Het ‘rechtsvermoeden’-deel van het voorstel, waarbij werkenden met een uurtarief onder de € 33 per uur makkelijk hun rechten als werknemer kunnen opeisen, blijft ongewijzigd. Het risico voor werkgevers, en bemiddelaars, om zzp’er in te huren onder dat tarief wordt dan fors groter.

Criteria in evenwicht

Het wetsvoorstel wordt zodanig aangepast dat er – volwaardig – naar drie type criteria wordt gekeken:

  • Criteria die er op wijzen richting werknemerschap, bijvoorbeeld of iemand aansturing krijgt (W)
  • Criteria die er op wijzen dat iemand zelfstandig kan werken, bijvoorbeeld dat iemand zelf risico loopt binnen de opdracht (Z)
  • Criteria die gaan over (extern) ondernemerschap (OP), bijvoorbeeld of iemand btw afdraagt, investeert in het eigen bedrijf of tijd en geld besteedt aan het werven van klanten.
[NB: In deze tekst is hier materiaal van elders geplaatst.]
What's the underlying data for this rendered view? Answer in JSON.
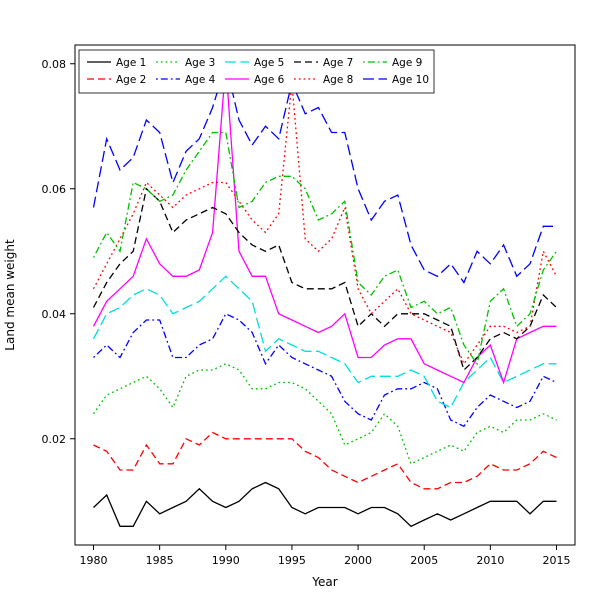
{
  "chart_data": {
    "type": "line",
    "title": "",
    "xlabel": "Year",
    "ylabel": "Land mean weight",
    "grid": false,
    "legend_position": "top-left",
    "xlim": [
      1978.6,
      2016.4
    ],
    "ylim": [
      0.003,
      0.083
    ],
    "xticks": [
      1980,
      1985,
      1990,
      1995,
      2000,
      2005,
      2010,
      2015
    ],
    "xtick_labels": [
      "1980",
      "1985",
      "1990",
      "1995",
      "2000",
      "2005",
      "2010",
      "2015"
    ],
    "yticks": [
      0.02,
      0.04,
      0.06,
      0.08
    ],
    "ytick_labels": [
      "0.02",
      "0.04",
      "0.06",
      "0.08"
    ],
    "x": [
      1980,
      1981,
      1982,
      1983,
      1984,
      1985,
      1986,
      1987,
      1988,
      1989,
      1990,
      1991,
      1992,
      1993,
      1994,
      1995,
      1996,
      1997,
      1998,
      1999,
      2000,
      2001,
      2002,
      2003,
      2004,
      2005,
      2006,
      2007,
      2008,
      2009,
      2010,
      2011,
      2012,
      2013,
      2014,
      2015
    ],
    "series": [
      {
        "name": "Age 1",
        "color": "#000000",
        "dash": "solid",
        "values": [
          0.009,
          0.011,
          0.006,
          0.006,
          0.01,
          0.008,
          0.009,
          0.01,
          0.012,
          0.01,
          0.009,
          0.01,
          0.012,
          0.013,
          0.012,
          0.009,
          0.008,
          0.009,
          0.009,
          0.009,
          0.008,
          0.009,
          0.009,
          0.008,
          0.006,
          0.007,
          0.008,
          0.007,
          0.008,
          0.009,
          0.01,
          0.01,
          0.01,
          0.008,
          0.01,
          0.01
        ]
      },
      {
        "name": "Age 2",
        "color": "#ff0000",
        "dash": "dashed",
        "values": [
          0.019,
          0.018,
          0.015,
          0.015,
          0.019,
          0.016,
          0.016,
          0.02,
          0.019,
          0.021,
          0.02,
          0.02,
          0.02,
          0.02,
          0.02,
          0.02,
          0.018,
          0.017,
          0.015,
          0.014,
          0.013,
          0.014,
          0.015,
          0.016,
          0.013,
          0.012,
          0.012,
          0.013,
          0.013,
          0.014,
          0.016,
          0.015,
          0.015,
          0.016,
          0.018,
          0.017
        ]
      },
      {
        "name": "Age 3",
        "color": "#00c000",
        "dash": "dotted",
        "values": [
          0.024,
          0.027,
          0.028,
          0.029,
          0.03,
          0.028,
          0.025,
          0.03,
          0.031,
          0.031,
          0.032,
          0.031,
          0.028,
          0.028,
          0.029,
          0.029,
          0.028,
          0.026,
          0.024,
          0.019,
          0.02,
          0.021,
          0.024,
          0.022,
          0.016,
          0.017,
          0.018,
          0.019,
          0.018,
          0.021,
          0.022,
          0.021,
          0.023,
          0.023,
          0.024,
          0.023
        ]
      },
      {
        "name": "Age 4",
        "color": "#0000ff",
        "dash": "dotdash",
        "values": [
          0.033,
          0.035,
          0.033,
          0.037,
          0.039,
          0.039,
          0.033,
          0.033,
          0.035,
          0.036,
          0.04,
          0.039,
          0.037,
          0.032,
          0.035,
          0.033,
          0.032,
          0.031,
          0.03,
          0.026,
          0.024,
          0.023,
          0.027,
          0.028,
          0.028,
          0.029,
          0.028,
          0.023,
          0.022,
          0.025,
          0.027,
          0.026,
          0.025,
          0.026,
          0.03,
          0.029
        ]
      },
      {
        "name": "Age 5",
        "color": "#00dede",
        "dash": "longdash",
        "values": [
          0.036,
          0.04,
          0.041,
          0.043,
          0.044,
          0.043,
          0.04,
          0.041,
          0.042,
          0.044,
          0.046,
          0.044,
          0.042,
          0.034,
          0.036,
          0.035,
          0.034,
          0.034,
          0.033,
          0.032,
          0.029,
          0.03,
          0.03,
          0.03,
          0.031,
          0.03,
          0.026,
          0.025,
          0.029,
          0.031,
          0.033,
          0.029,
          0.03,
          0.031,
          0.032,
          0.032
        ]
      },
      {
        "name": "Age 6",
        "color": "#ff00ff",
        "dash": "solid",
        "values": [
          0.038,
          0.042,
          0.044,
          0.046,
          0.052,
          0.048,
          0.046,
          0.046,
          0.047,
          0.053,
          0.08,
          0.05,
          0.046,
          0.046,
          0.04,
          0.039,
          0.038,
          0.037,
          0.038,
          0.04,
          0.033,
          0.033,
          0.035,
          0.036,
          0.036,
          0.032,
          0.031,
          0.03,
          0.029,
          0.033,
          0.035,
          0.029,
          0.036,
          0.037,
          0.038,
          0.038
        ]
      },
      {
        "name": "Age 7",
        "color": "#000000",
        "dash": "dashed",
        "values": [
          0.041,
          0.045,
          0.048,
          0.05,
          0.06,
          0.058,
          0.053,
          0.055,
          0.056,
          0.057,
          0.056,
          0.053,
          0.051,
          0.05,
          0.051,
          0.045,
          0.044,
          0.044,
          0.044,
          0.045,
          0.038,
          0.04,
          0.038,
          0.04,
          0.04,
          0.04,
          0.039,
          0.038,
          0.031,
          0.033,
          0.036,
          0.037,
          0.036,
          0.038,
          0.043,
          0.041
        ]
      },
      {
        "name": "Age 8",
        "color": "#ff0000",
        "dash": "dotted",
        "values": [
          0.044,
          0.048,
          0.052,
          0.056,
          0.061,
          0.059,
          0.057,
          0.059,
          0.06,
          0.061,
          0.061,
          0.058,
          0.055,
          0.053,
          0.056,
          0.077,
          0.052,
          0.05,
          0.052,
          0.057,
          0.044,
          0.04,
          0.042,
          0.044,
          0.04,
          0.039,
          0.038,
          0.037,
          0.032,
          0.035,
          0.038,
          0.038,
          0.037,
          0.038,
          0.05,
          0.046
        ]
      },
      {
        "name": "Age 9",
        "color": "#00c000",
        "dash": "dotdash",
        "values": [
          0.049,
          0.053,
          0.05,
          0.061,
          0.06,
          0.058,
          0.059,
          0.063,
          0.066,
          0.069,
          0.069,
          0.057,
          0.058,
          0.061,
          0.062,
          0.062,
          0.06,
          0.055,
          0.056,
          0.058,
          0.045,
          0.043,
          0.046,
          0.047,
          0.041,
          0.042,
          0.04,
          0.041,
          0.035,
          0.032,
          0.042,
          0.044,
          0.038,
          0.04,
          0.047,
          0.05
        ]
      },
      {
        "name": "Age 10",
        "color": "#0000ff",
        "dash": "longdash",
        "values": [
          0.057,
          0.068,
          0.063,
          0.065,
          0.071,
          0.069,
          0.061,
          0.066,
          0.068,
          0.073,
          0.08,
          0.071,
          0.067,
          0.07,
          0.068,
          0.077,
          0.072,
          0.073,
          0.069,
          0.069,
          0.06,
          0.055,
          0.058,
          0.059,
          0.051,
          0.047,
          0.046,
          0.048,
          0.045,
          0.05,
          0.048,
          0.051,
          0.046,
          0.048,
          0.054,
          0.054
        ]
      }
    ]
  }
}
In een eerder concept opzet van de VBAR was nog sprake van dat er pas naar de OP criteria zou worden gekeken in het geval dan de W en Z criteria in evenwicht zijn. Dat wordt in het wetsvoorstel dus aangepast. Alle drie gaan even zwaar wegen.

De aanpassing is een gevolg van een recente uitspraak van de Hoge Raad in de zaak Uber/FNV. Daarin stelt de Hoge Raad dat er naar alle criteria uit het Deliveroo arrest gekeken moet worden, zonder rangorde.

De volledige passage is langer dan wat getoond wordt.